Recent research has demonstrated that intrapartum asphyxia is not the most important cause as it was once considered to be, though it still plays a role, probably accounting for no more than 10 percent of all cases. The research has shown that infections in the mother, even infections that are not easily detected, may triple the risk of the child developing the disorder, mainly as the result of the toxicity to the fetal brain of cytokines that are produced as part of the inflammatory response.
Premature babies have a higher risk because their organs are not yet fully developed. This increases the risk of asphyxia and other injury to the brain, which in turn increases the incidence of cerebral palsy. Periventricular leukomalacia is an important cause of cerebral palsy.
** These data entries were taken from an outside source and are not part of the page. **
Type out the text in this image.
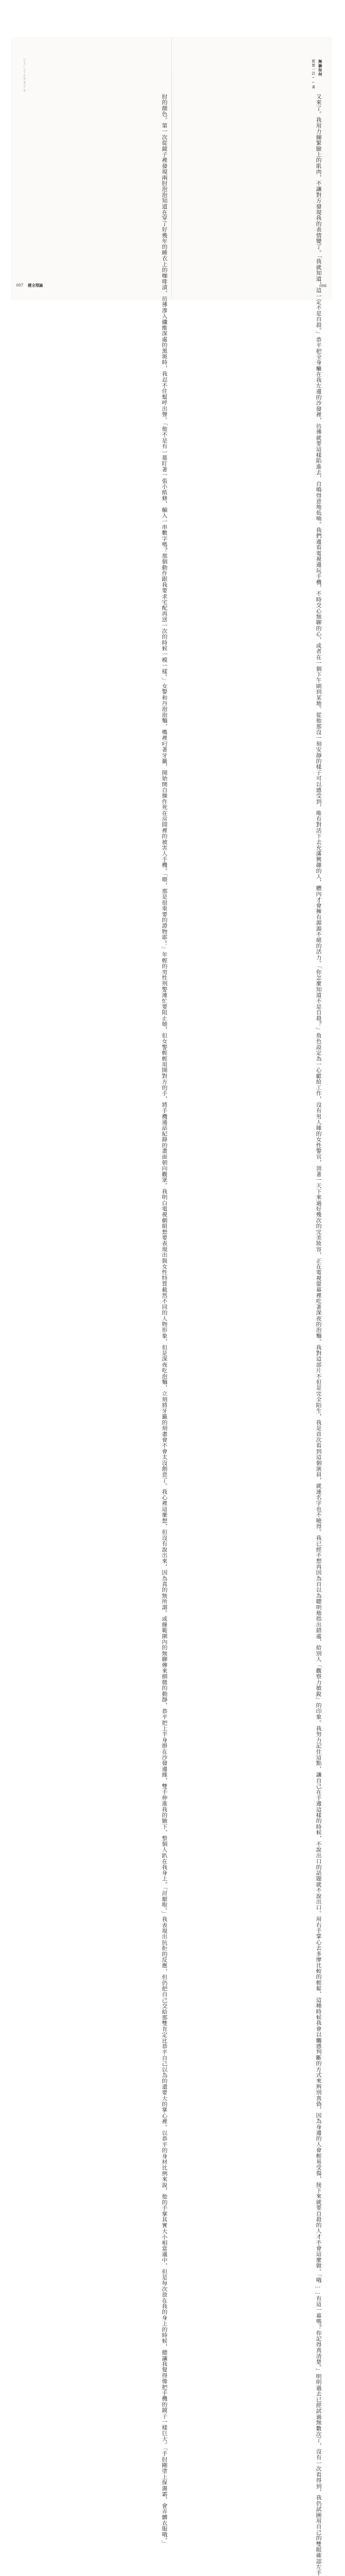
どうしても生きてる
肘的顏色。第一次從鏡子裡發現兩肘泡泡知道在穿了好幾年的睡衣上的咖啡漬，彷彿滲入纖維深處的黑斑時，我忍不住幫呼出聲。「他不是有一幕盯著一張小紙條，輸入一串數字嗎？那個動作跟我要求宅配再送一次的時候一模一樣。」女警和丹泡泡麵，嘴裡叼著牙籤，開始開自操作死在房間裡的被害人手機。「喂，那是很重要的證物耶！」年輕的男性刑警連忙要阻止她，但女警輕輕用開對方的手，將手機通話紀錄的畫面朝向觀眾。我明白電視劇組想要表現出與女性特質截然不同的人物形象，但是深夜吃泡麵，立刻將牙籤的刻畫會不會太沒創意了。我心裡這麼想，但沒有說出來，因為真的無所謂。或線範圍內的無聊傳來細微的動靜，恭平把上半身掛在沙發邊緣，雙手伸進我的腋下，整個人趴在我身上。「討厭啦。」我表現出抗拒的反應，但仍把自己交給那雙肯定比恭平自己以為的還要大的掌心裡。以恭平的身材比例來說，他的手掌其實大小相當適中，但是每次放在我的身上的時候，總讓我覺得像把手機的鏡子一樣巨大。「手肘剛塗上保濕霜，會弄髒衣服哦。」
007 健全理論
無論如何
都要一活──著
又來了。我用力繃緊臉上的肌肉，不讓對方發現我的表情變了。「我就知道，這一定不是自殺。」恭平把全身癱在我左邊的沙發裡，彷彿就要這樣陷進去，自鳴得意地低喃。我們邊看電視邊玩手機，不時交心無聊的心，或者在一個下午刷到某地。從他那沒一刻安靜的樣子可以感受到，唯有對活下去充滿興趣的人，體內才會擁有源源不絕的活力。「你怎麼知道不是自殺？」角色設定為一心獻給工作，沒有男人緣的女性警官，頂著一天下來過好幾次的完美妝容，正在電視螢幕裡吃著深夜的泡麵。我對這部片不但是完全陌生，我是首次看到這個演員，就連名字也不曉得。我已經不想再因為自以為聰明地指出錯處，給別人「觀察力敏銳」的印象。我努力記住這點，讓自己在手邊這樣的時候，不說出口的話題就不說出口。用右手掌心去多摩比較的輕鬆，這種時候我會以觸感判斷的方式來辨別真偽，因為身邊的人會輕易受傷，接下來就要自殺的人才不會這麼做。「哦……有這一幕嗎？你記得真清楚。」明明過去已經試過無數次了，沒有一次看得到，我仍試圖用自己的雙眼確認左手
006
Also, some structural brain anomalies such as lissencephaly cause symptoms
of CP, although whether that could be considered CP is a matter of opinion
(some people say CP must be due to brain damage, whereas these people
never had a normal brain). Often this goes along with rare chromosome
Incidence and Prevalence of Cerebral Palsy
Prevalence is best calculated around the school entry age of about six years. In the industrialized world, the incidence is about 2 per 1000 live births. In the United States, the rate is thought to vary from between 1.5 to 4 per 1000 live births. This amounts to approximately 5,000-10,000 babies born with cerebral palsy each year in the United States. Each year, around 1,500 preschoolers are diagnosed with the disorder in the USA. There is mental retardation in 60% of the cases, due to brain damage outside the parietal, occipital, temporal or Basal Ganglia. Mental retardation can occur if the child is not given the opportunities to learn; it does not solely occur from brain damage, but from an individual(s)'s ability to 1) communicate with the child and 2) be able to have the child effectively communicate through speech or other means. For example, a child that had CP who suffers from blindness/deafness due to damage that occurred in the occipital and temporal lobes during birth could use tactile sign-language or tulonoma to communicate. Tulonoma is a type of technique where the user puts his/her hands on the speakers mouth and is able to interpret what they say solely based on the lip movement patterns associated with particular word(s). Other disorders paired with CP include disorders of hearing, eyesight, epilepsy, perception of obstacles (such as judging how far away things are when driving a car), speech difficulties, and eating and drinking difficulties. These esimates include individuals who did not have access to an equal opportunity education prior to the American with Disabilities Act of 1990.
Overall, advances in care of pregnant mothers and their babies has not resulted in a noticeable decrease in cerebral palsy. Only the introduction of quality medical care to locations with less than adequate medical care has shown any decreases. The incidence increases with premature or very low-weight babies regardless of the quality of care.
Most recently, Apgar scores have been indicated to not be a reliable method of determining whether or not an individual has CP; it really depends on how quickly oxygen reaches the brain and the body's vital organs that matter, instead.
Despite medical advances, the incidence and severity of cerebral palsy has actually increased over time. This may be attributed to medical advances in areas related to premature babies (which results in a greater survival rate).